Tout entre, tout entre sans cesse.
Innocence forcée. La douleur n'a aucun profit.

Vous avez votre pause de dix minutes, vous allez aux toilettes.

Avec une précision minimaliste et non dramatique, Kaplan transmet ses expériences dans le livre, qui comprend neuf parties, neuf soi-disant cercles comprenant de quatre à 15 textes ou poèmes. Neuf cercles donc, et je n'hésite pas à les renommer: les neuf cercles de l’usine industrialisée. J'utilise délibérément «l'enfer», dans la mesure où il y a un aspect religieux ou théologique à l'usine:

Vous buvez, c’est normal. Les mots ouvrent l'infini. Dieu existe, l'usine. Pas d'histoire. C'est la terreur.

Vous ne savez rien faire.

Vous mettez en place une boîte de vitesses.

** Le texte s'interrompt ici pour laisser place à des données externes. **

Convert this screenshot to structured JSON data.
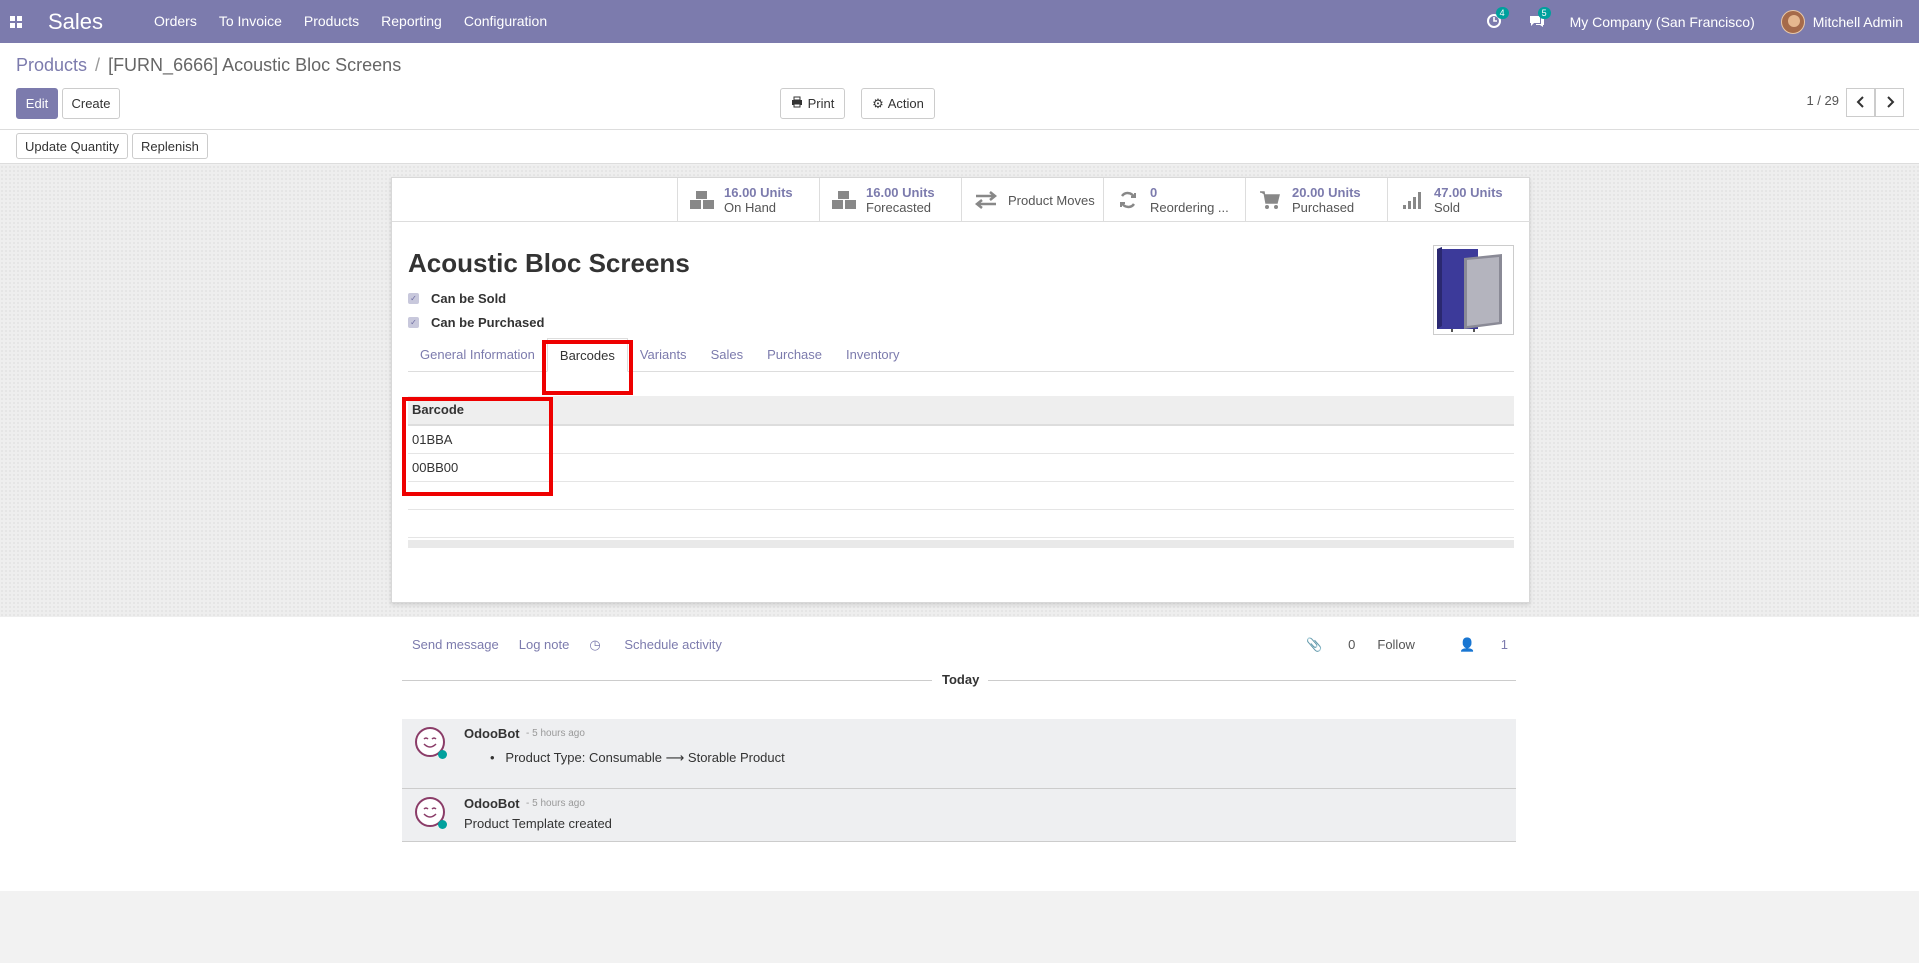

Dieu existe, mais dans une boîte de vitesses. L'atelier est pur purgatoire. Vous travaillez, c’est normal. Vous travaillez à mort, c’est normal (une autre ligne dit: «Bien sûr, vous pouvez mourir»). Dans ce sens spirituel, le travail de Kaplan rappelle Simone Weil, une autre femme qui a passé des années dans des usines. Dans «Le mysticisme du travail», Weil décrit la vie dans l’usine, ou plutôt la mort quotidienne du travail physique, comme suit:

Travail manuel. Le temps entrant dans le corps. Par le travail, l'homme se transforme en matière, comme le Christ le fait par l'Eucharistie. Le travail est comme la mort.

Nous devons passer par la mort. Nous devons être tués – pour supporter le poids du monde. Quand l'univers pèse sur le dos d'une créature humaine, de quoi s'étonner si ça lui fait mal?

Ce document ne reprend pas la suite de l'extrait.